Die Arbeit des Postillion e. V. und das in diesem Buch dokumentierte Modellprojekt zeigen, wie dies gelingen kann. Wie eine engagierte Jugendarbeit gemeinsam mit den kommunal Verantwortlichen etwas für Jugendliche bewegen kann. „Das Buch ist zunächst von regionalem Interesse. Es soll einer Standortbestimmung dienen und die Ausgestaltung der Jugendarbeit im Rhein-Neckar-Kreis vorantreiben“, schreibt der Postillion-Geschäftsführer Stefan Lenz in seinem einführenden Beitrag. Hier muss widersprochen werden: Die im Rhein-Neckar-Kreis erhobenen Daten lassen sich auf viele andere Landgemeinden in Deutschland übertragen. Aber vor allem das Beispiel dieses Projektes kann und soll andere für die Jugend Engagierte anregen und motivieren, es auch einmal zu versuchen. So wie „die Jugend“ selbst, so erregt auch die Jugendarbeit meist nur dann öffentliche Aufmerksamkeit, wenn etwas mächtig danebengegangen ist, wenn Gewalt, Extremismus, exzessiver Rauschmittelkonsum oder ähnliches ins Spiel kommen. Viel zu selten erfahren wir von positiven Beispielen einer gelungenen Jugendarbeit. Hier ist eine Erfolgs­geschichte.

Quellen

Archiv der Jugendkulturen e. V. (Hrsg.): Ich bleib erst mal hier – Jugend in Waldshut-Tiengen. Berlin 2014.

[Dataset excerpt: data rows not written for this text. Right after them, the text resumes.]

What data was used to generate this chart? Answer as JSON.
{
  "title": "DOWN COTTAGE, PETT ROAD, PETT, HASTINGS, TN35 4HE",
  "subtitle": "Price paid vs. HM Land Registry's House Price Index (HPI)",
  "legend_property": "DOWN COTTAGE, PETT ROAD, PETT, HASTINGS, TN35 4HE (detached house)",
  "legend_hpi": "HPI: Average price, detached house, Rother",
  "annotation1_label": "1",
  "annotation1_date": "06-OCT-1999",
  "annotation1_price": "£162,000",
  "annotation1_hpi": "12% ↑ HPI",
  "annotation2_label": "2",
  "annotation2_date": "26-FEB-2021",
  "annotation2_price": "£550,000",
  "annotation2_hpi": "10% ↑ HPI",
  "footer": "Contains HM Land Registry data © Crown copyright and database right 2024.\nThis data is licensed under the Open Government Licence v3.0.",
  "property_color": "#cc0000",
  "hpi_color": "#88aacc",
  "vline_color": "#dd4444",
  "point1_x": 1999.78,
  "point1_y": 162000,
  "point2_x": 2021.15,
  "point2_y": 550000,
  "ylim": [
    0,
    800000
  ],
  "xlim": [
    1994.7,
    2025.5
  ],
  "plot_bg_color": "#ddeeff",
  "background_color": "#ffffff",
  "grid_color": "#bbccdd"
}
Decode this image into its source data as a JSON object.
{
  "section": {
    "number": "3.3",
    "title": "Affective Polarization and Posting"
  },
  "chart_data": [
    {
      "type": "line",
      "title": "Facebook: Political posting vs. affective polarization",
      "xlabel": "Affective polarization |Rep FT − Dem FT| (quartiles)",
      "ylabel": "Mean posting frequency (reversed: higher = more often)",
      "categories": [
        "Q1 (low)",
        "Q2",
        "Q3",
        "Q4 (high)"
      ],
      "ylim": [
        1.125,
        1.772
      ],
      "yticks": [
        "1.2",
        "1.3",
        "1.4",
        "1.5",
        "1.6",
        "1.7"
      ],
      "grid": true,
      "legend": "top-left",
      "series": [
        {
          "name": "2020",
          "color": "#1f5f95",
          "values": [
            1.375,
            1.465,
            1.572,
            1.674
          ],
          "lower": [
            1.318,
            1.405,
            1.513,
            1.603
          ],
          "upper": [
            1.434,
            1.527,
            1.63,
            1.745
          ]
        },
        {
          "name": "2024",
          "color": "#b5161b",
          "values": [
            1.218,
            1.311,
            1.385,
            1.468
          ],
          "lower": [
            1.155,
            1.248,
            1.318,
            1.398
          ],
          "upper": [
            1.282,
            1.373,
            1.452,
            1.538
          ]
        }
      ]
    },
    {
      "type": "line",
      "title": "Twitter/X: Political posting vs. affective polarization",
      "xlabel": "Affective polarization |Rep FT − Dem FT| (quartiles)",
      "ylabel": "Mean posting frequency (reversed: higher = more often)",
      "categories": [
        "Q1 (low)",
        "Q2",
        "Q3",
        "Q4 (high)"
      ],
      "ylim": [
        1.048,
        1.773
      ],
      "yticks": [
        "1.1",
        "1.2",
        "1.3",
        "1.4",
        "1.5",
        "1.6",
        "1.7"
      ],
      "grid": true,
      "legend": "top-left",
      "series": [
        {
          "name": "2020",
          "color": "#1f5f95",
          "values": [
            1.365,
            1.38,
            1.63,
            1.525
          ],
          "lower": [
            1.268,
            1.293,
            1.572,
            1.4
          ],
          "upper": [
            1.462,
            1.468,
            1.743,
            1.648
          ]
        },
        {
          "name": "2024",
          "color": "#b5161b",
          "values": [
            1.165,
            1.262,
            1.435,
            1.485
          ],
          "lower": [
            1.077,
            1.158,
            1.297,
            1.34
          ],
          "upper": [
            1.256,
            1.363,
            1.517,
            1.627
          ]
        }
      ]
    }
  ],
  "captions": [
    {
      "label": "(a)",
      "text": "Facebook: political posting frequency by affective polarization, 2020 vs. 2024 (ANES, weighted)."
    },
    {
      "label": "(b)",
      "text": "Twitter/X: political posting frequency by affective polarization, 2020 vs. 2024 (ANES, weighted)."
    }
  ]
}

Archiv der Jugendkulturen e. V. (Hrsg.): Jugendkulturelle Projekte in Jugendarbeit und Schule. Berlin 2012.

Farin, Klaus: Über die Jugend und andere Krankheiten. Berlin 2008.

Heinzlmaier, Bernhard: Performer, Styler, Egoisten. Über eine Jugend, der die Alten die Ideale abgewöhnt haben. Berlin 2013.

Lindner, Werner: „Lebenssituationen junger Menschen in Bezug auf die Veränderung von Zeit, Raum und Lebensort“, in: Kammerer, Bernd (Hrsg.): Chancen und Herausforderungen der Kinder- und Jugendarbeit. Nürnberger Forum der Kinder- und Jugendarbeit. Nürnberg 2011, S. 103–116.

Margherita-von-Brentano-Zentrum, Freie Universität Berlin: Datensammlung Geschlechterforschung. www.database.mvbz.org/database.php (04.02.2017).

Pothmann, J./Schmidt, H.: „Datenlage zur Offenen Kinder- und Jugendarbeit – Bilanzierung empirischer Erkenntnisse“, in: Deinet, U./Sturzenhecker, B. (Hrsg.): Handbuch Offene Kinder- und Jugendarbeit, 4. Aufl. Wiesbaden 2013, S. 537–548.